"Louise does not want it talked about for a day or two," he observed. "We have not made any plans yet."
"Is Louise going to remain upon the stage?"
"Probably, if she wishes it," he replied; "but I want to travel first for a year or so, before we settle definitely upon anything. I did not think that you would be so much surprised, Sophy."
"Perhaps I am not really," she admitted. "One thinks of a thing as being possible, for a long time, and when it actually comes—well, it takes you off your feet just the same. You know," she added slowly, "there are no two people in this world so far apart in their ways as you and Louise."
"That is true from one point of view," he confessed. "From another, I think that there are no two people so close together. Of course, it seems wonderful to me, and I suppose it does to you, Sophy, that she should care for a man of my type.

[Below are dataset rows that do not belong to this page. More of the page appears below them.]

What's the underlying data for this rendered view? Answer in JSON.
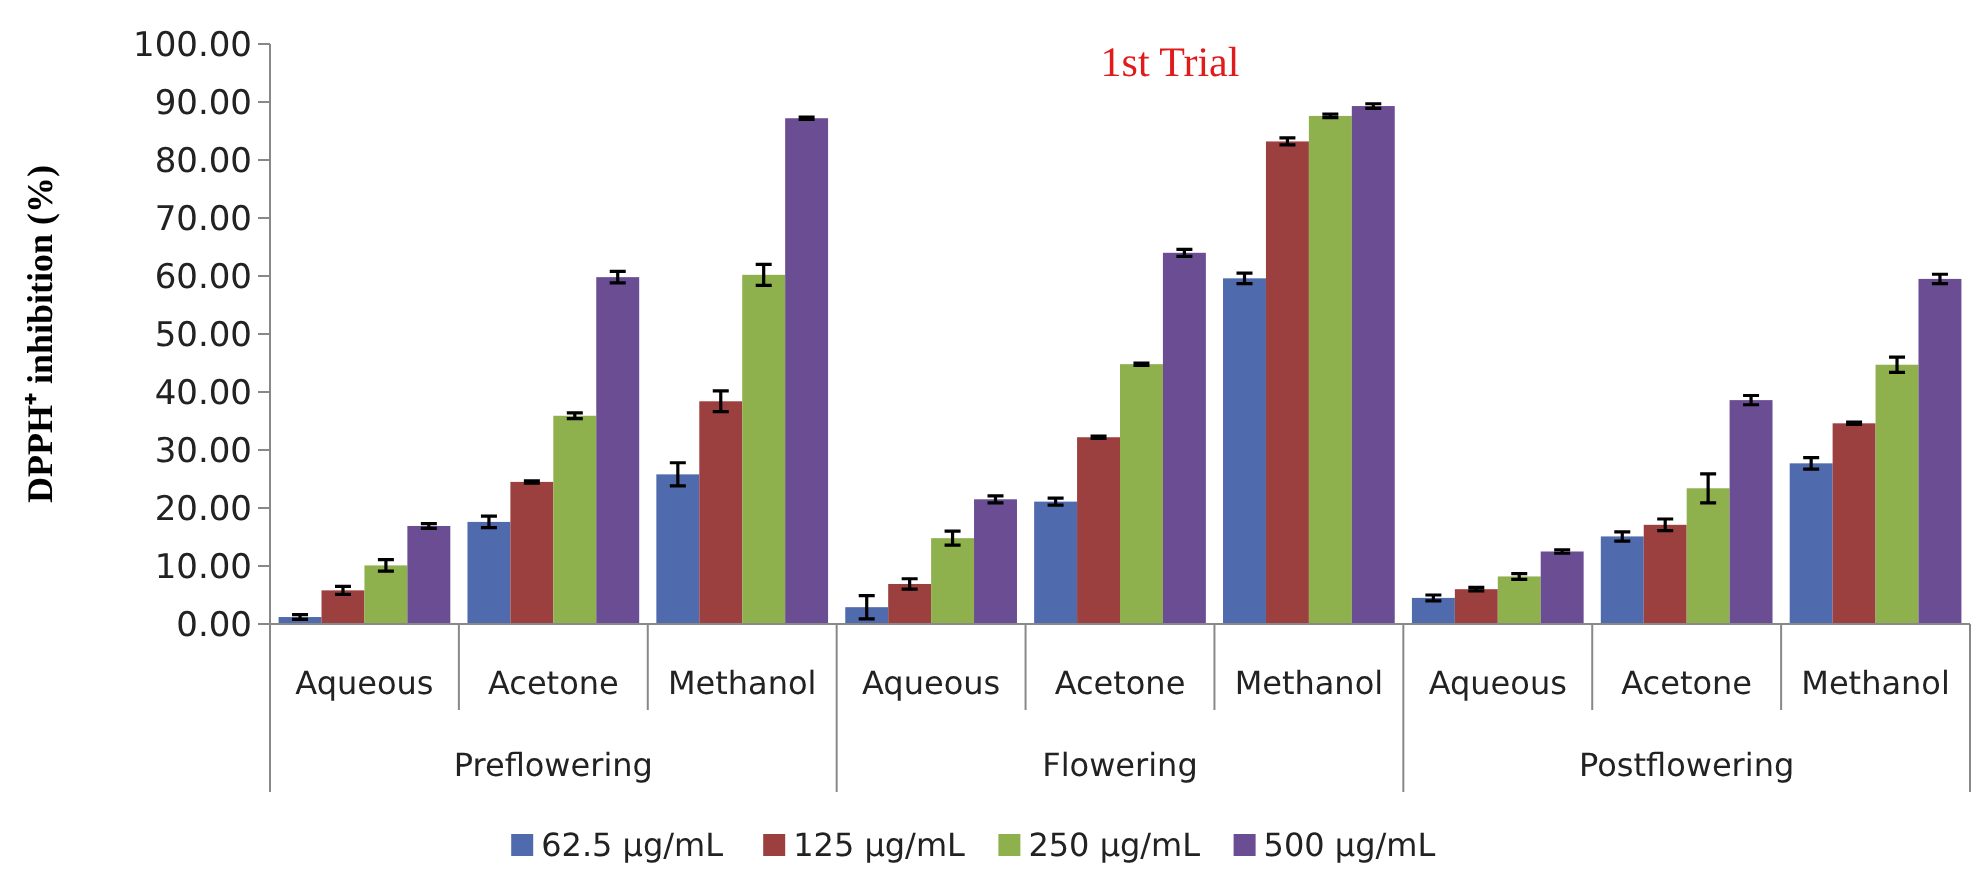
{
  "chart_data": {
    "type": "bar",
    "title": "1st Trial",
    "ylabel": "DPPH⁺ inhibition (%)",
    "categories": [
      "Aqueous",
      "Acetone",
      "Methanol",
      "Aqueous",
      "Acetone",
      "Methanol",
      "Aqueous",
      "Acetone",
      "Methanol"
    ],
    "annotations": [
      "Preflowering",
      "Flowering",
      "Postflowering"
    ],
    "series": [
      {
        "name": "62.5 µg/mL",
        "color": "#4f6aad",
        "values": [
          1.2,
          17.6,
          25.8,
          2.9,
          21.1,
          59.6,
          4.5,
          15.1,
          27.7
        ],
        "errors": [
          0.4,
          1.0,
          2.0,
          2.0,
          0.6,
          0.9,
          0.5,
          0.8,
          1.0
        ]
      },
      {
        "name": "125 µg/mL",
        "color": "#9b403e",
        "values": [
          5.8,
          24.5,
          38.4,
          6.9,
          32.2,
          83.2,
          6.0,
          17.1,
          34.6
        ],
        "errors": [
          0.7,
          0.2,
          1.8,
          0.9,
          0.2,
          0.6,
          0.3,
          1.0,
          0.2
        ]
      },
      {
        "name": "250 µg/mL",
        "color": "#8eb04d",
        "values": [
          10.1,
          35.9,
          60.2,
          14.8,
          44.8,
          87.6,
          8.2,
          23.4,
          44.7
        ],
        "errors": [
          1.0,
          0.5,
          1.8,
          1.2,
          0.2,
          0.3,
          0.5,
          2.5,
          1.3
        ]
      },
      {
        "name": "500 µg/mL",
        "color": "#6a4d92",
        "values": [
          16.9,
          59.8,
          87.2,
          21.5,
          64.0,
          89.3,
          12.5,
          38.6,
          59.5
        ],
        "errors": [
          0.4,
          1.0,
          0.2,
          0.6,
          0.6,
          0.4,
          0.3,
          0.8,
          0.8
        ]
      }
    ],
    "ylim": [
      0,
      100
    ],
    "yticks": [
      {
        "value": 0,
        "label": "0.00"
      },
      {
        "value": 10,
        "label": "10.00"
      },
      {
        "value": 20,
        "label": "20.00"
      },
      {
        "value": 30,
        "label": "30.00"
      },
      {
        "value": 40,
        "label": "40.00"
      },
      {
        "value": 50,
        "label": "50.00"
      },
      {
        "value": 60,
        "label": "60.00"
      },
      {
        "value": 70,
        "label": "70.00"
      },
      {
        "value": 80,
        "label": "80.00"
      },
      {
        "value": 90,
        "label": "90.00"
      },
      {
        "value": 100,
        "label": "100.00"
      }
    ],
    "grid": false,
    "legend": "bottom"
  }
}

She is so brilliant and so talented, such a woman of this latter-day world, the world of which I am about as ignorant as a man can be. Perhaps, after all, that is the real explanation of it. Each of us represents things new to the other."
"Did you say that no one has been told yet—no one at all?"
"No one except Stephen," John assented. "That is why I went up to Cumberland, to tell him."
"You have not told the prince?" Sophy asked, dropping her voice a little. "Louise has not told him?"
"Not that I know of. Why do you ask?" John inquired, looking into Sophy's face.
"I don't know," she answered. "It just occurred to me. He and Louise have known each other for such a long time, and I wondered what he might have to say about it."